With more restaurants creatively and successfully entering the world of takeout and converting to corner shops, these options are growing. In order to sustain those base level costs, only a minimal flow of business is required. Here, once again, small purchases matter, as any revenue is better than none. We’ve entertained the thought of a wine sale or takeout model, but it will likely only come to fruition if circumstances get more dire. For now, the strategy remains to hunker down and wait for the storm to pass or the bank account to run dry.

Staff paychecks for three weeks as the unemployment system fails

On the week of April 17, we received our final “paychecks” from the restaurant. Most of this money has come from the staff fund, excluding the initial week of PTO paid out by the business. This money satisfies most, if not all, of the immediate need as we wait on unemployment and stimulus checks. However, while nearly our entire team of 18 has filed for unemployment, not all have been successful. Some have sat on occupied phone lines for hours, and up to days, only to find a recorded message telling them to call back later. Others have been locked out of the glitchy government websites, left to find odd jobs that pay in cash. For those struggling to fulfill basic living costs with no guarantee yet of unemployment money, the PTO and supplemental payments have been critical. Only a few weeks of cash flow is enough for everyone to stay afloat.

For now, we all wait. Alberto, our sous chef, is helping his mother at work in a laundromat in Queens. Kayleigh, a bartender, has turned to commissioning drawings as a sole source of income, as well as a way to stay connected with friends. Kate, a server and interior design student, has returned to Minnesota to wait out the storm with her family and finish classes remotely. Ever-charismatic Dylan, another server, focuses on his writing and hopes to gain new momentum in the fight against climate change and corporate America, all while riding his bike through the empty city streets.

The owner, Jonah, continues to send us reassuring messages, emphasizing the importance of staying in touch and staying positive.
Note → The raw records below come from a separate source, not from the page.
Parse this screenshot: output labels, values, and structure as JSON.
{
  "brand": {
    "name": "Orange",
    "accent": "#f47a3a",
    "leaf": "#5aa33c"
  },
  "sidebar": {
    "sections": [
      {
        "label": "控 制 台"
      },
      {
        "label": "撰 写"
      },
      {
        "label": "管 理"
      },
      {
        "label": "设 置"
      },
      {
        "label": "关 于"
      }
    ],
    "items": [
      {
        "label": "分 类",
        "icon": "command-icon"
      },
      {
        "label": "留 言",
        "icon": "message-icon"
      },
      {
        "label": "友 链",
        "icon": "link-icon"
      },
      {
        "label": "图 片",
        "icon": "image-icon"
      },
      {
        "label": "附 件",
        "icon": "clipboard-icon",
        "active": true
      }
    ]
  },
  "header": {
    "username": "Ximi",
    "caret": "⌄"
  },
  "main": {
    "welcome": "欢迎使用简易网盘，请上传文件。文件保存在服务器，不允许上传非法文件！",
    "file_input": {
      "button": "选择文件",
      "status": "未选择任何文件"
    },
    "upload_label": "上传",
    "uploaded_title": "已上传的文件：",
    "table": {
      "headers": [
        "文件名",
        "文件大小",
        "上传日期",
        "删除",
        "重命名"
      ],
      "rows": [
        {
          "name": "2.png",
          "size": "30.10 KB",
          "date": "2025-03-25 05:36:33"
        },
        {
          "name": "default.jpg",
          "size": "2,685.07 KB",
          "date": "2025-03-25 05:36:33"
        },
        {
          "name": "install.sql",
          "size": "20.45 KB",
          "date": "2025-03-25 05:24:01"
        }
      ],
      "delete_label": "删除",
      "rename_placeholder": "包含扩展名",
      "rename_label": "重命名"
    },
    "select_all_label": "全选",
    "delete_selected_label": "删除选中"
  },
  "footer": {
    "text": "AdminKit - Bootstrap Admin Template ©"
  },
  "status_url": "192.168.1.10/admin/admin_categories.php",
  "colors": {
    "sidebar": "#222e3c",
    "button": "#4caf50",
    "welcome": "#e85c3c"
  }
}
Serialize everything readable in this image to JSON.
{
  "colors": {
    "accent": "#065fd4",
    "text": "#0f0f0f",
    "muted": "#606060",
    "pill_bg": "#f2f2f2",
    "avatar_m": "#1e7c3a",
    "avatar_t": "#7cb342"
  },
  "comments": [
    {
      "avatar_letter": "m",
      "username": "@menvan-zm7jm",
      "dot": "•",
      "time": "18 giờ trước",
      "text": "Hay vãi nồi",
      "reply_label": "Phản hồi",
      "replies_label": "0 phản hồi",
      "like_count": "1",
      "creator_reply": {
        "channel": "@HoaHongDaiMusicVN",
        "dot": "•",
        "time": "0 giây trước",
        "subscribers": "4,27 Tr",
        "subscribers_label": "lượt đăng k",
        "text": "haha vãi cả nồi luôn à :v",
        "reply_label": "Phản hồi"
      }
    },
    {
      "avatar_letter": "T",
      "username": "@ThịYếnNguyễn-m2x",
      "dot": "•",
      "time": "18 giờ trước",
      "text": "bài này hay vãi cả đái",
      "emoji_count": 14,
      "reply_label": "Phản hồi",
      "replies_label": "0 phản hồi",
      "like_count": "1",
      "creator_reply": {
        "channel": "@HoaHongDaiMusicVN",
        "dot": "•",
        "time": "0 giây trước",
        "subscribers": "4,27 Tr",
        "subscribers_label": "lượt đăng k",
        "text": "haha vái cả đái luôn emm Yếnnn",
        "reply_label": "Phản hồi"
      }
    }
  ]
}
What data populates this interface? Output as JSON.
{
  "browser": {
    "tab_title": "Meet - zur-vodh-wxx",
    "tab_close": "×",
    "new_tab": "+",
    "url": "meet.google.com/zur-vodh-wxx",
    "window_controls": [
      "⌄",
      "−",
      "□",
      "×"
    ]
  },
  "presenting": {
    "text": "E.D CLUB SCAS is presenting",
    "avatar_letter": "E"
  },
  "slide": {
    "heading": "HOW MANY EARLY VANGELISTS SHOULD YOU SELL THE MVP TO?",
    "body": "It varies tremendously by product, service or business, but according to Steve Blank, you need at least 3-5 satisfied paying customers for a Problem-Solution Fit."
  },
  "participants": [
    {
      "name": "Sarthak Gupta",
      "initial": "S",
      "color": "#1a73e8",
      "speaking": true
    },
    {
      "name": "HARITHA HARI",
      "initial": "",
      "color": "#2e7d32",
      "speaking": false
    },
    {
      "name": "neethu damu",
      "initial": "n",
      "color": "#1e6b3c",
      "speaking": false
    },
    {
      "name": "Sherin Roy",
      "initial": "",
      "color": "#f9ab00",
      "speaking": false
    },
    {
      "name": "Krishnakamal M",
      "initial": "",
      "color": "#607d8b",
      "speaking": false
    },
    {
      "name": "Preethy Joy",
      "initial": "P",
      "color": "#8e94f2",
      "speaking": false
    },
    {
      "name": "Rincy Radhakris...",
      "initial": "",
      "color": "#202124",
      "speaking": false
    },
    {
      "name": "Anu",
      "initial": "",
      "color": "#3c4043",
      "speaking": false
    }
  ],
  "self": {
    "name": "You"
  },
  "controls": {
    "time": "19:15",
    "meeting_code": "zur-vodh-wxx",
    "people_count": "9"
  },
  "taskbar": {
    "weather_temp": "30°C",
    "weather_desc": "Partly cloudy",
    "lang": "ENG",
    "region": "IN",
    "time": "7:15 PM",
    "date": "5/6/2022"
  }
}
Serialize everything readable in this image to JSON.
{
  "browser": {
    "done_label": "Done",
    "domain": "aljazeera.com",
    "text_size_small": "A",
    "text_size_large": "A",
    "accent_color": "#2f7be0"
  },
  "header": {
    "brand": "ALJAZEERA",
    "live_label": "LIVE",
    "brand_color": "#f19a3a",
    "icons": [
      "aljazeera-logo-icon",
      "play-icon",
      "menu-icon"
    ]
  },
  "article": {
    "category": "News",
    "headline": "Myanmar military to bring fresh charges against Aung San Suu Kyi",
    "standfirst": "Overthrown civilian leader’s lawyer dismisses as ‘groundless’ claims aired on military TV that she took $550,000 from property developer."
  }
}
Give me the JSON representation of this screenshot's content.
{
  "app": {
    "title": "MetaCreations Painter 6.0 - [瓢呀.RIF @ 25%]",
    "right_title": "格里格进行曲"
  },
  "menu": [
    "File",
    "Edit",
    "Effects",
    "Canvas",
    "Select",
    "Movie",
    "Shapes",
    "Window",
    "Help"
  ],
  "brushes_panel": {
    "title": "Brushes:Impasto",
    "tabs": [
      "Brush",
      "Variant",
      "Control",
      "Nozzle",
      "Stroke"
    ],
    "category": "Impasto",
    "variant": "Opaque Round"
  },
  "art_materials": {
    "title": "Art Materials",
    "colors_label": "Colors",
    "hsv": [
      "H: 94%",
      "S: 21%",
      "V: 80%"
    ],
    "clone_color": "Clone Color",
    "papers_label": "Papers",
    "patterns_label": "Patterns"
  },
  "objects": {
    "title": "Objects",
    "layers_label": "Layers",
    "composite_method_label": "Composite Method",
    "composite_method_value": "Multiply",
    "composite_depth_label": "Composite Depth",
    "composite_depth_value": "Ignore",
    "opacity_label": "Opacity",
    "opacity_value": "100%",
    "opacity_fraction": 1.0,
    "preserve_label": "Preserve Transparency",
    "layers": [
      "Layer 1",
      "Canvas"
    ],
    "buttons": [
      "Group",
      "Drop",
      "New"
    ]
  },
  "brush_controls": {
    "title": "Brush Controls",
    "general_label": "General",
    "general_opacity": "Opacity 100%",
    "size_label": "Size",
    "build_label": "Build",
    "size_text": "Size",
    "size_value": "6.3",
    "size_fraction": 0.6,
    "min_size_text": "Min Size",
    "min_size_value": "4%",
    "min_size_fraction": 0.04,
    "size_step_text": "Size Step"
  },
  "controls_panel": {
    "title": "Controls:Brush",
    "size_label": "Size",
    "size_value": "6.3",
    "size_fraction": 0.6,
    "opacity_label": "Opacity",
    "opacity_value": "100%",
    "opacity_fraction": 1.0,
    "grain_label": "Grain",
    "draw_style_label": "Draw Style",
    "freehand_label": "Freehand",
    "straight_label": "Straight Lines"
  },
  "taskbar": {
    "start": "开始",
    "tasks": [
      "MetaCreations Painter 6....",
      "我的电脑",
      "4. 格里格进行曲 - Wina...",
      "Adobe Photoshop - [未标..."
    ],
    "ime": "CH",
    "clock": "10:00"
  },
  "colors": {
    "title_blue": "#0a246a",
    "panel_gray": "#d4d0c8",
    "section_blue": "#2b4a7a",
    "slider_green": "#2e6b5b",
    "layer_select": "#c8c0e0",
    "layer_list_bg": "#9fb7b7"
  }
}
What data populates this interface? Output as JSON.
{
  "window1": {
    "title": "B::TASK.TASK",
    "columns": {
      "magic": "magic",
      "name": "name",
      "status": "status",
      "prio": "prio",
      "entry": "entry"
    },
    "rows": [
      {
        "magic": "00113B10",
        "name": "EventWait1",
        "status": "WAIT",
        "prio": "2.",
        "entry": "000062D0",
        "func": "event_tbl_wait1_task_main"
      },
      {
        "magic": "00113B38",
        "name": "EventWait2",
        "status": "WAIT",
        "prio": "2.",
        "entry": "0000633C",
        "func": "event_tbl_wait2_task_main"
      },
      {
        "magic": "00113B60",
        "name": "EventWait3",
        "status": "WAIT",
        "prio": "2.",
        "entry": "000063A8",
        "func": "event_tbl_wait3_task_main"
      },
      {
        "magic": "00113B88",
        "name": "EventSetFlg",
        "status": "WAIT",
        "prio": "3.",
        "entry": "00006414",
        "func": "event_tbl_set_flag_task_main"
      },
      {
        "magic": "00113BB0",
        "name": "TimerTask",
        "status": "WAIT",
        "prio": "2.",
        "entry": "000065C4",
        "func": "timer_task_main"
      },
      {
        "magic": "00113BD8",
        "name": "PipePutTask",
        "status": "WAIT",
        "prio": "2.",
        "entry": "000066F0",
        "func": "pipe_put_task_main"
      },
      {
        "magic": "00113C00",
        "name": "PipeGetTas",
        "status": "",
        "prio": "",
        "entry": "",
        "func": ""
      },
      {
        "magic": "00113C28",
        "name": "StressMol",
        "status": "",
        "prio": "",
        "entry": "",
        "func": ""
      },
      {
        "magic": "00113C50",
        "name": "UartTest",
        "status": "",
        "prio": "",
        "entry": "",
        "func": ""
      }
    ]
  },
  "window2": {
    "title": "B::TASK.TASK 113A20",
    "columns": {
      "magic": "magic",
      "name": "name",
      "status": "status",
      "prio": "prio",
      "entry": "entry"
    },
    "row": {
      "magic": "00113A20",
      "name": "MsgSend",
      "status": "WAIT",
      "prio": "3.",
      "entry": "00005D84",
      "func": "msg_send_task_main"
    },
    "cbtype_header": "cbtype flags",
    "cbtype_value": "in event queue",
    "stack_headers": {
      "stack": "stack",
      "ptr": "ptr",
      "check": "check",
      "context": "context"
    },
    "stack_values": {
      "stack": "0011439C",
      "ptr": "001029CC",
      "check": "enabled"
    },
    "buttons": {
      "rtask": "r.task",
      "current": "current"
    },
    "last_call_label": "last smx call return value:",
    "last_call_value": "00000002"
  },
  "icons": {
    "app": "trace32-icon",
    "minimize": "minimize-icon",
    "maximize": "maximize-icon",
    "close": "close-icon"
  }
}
The restaurant received one of the federal small-business loans, and he’s still weighing the benefits and potential pitfalls, debating the right way to use the funds to aid the business rather than hinder it in the long term. With news of restaurants cautiously reopening across the country and the globe, it is slowly becoming easier to see a way out. Many will open in the first wave, with masked staff and reduced capacity, while others will wait until things have settled to reopen fully, a route which will likely take weeks, if not months.

Regardless of our strategy, even with the gate closed and the lights off for an indefinite amount of time, this does not feel like an ending; it is merely a pause. It is clear that our community is strong, and consists of more than friends and regulars — it starts with our team. Our intimate staff has supported one another, now more than ever. When the doors reopen, we are certain that our community will return, perhaps even more powerful than before.

Jaime Wilson is a restaurant manager and food writer in New York City.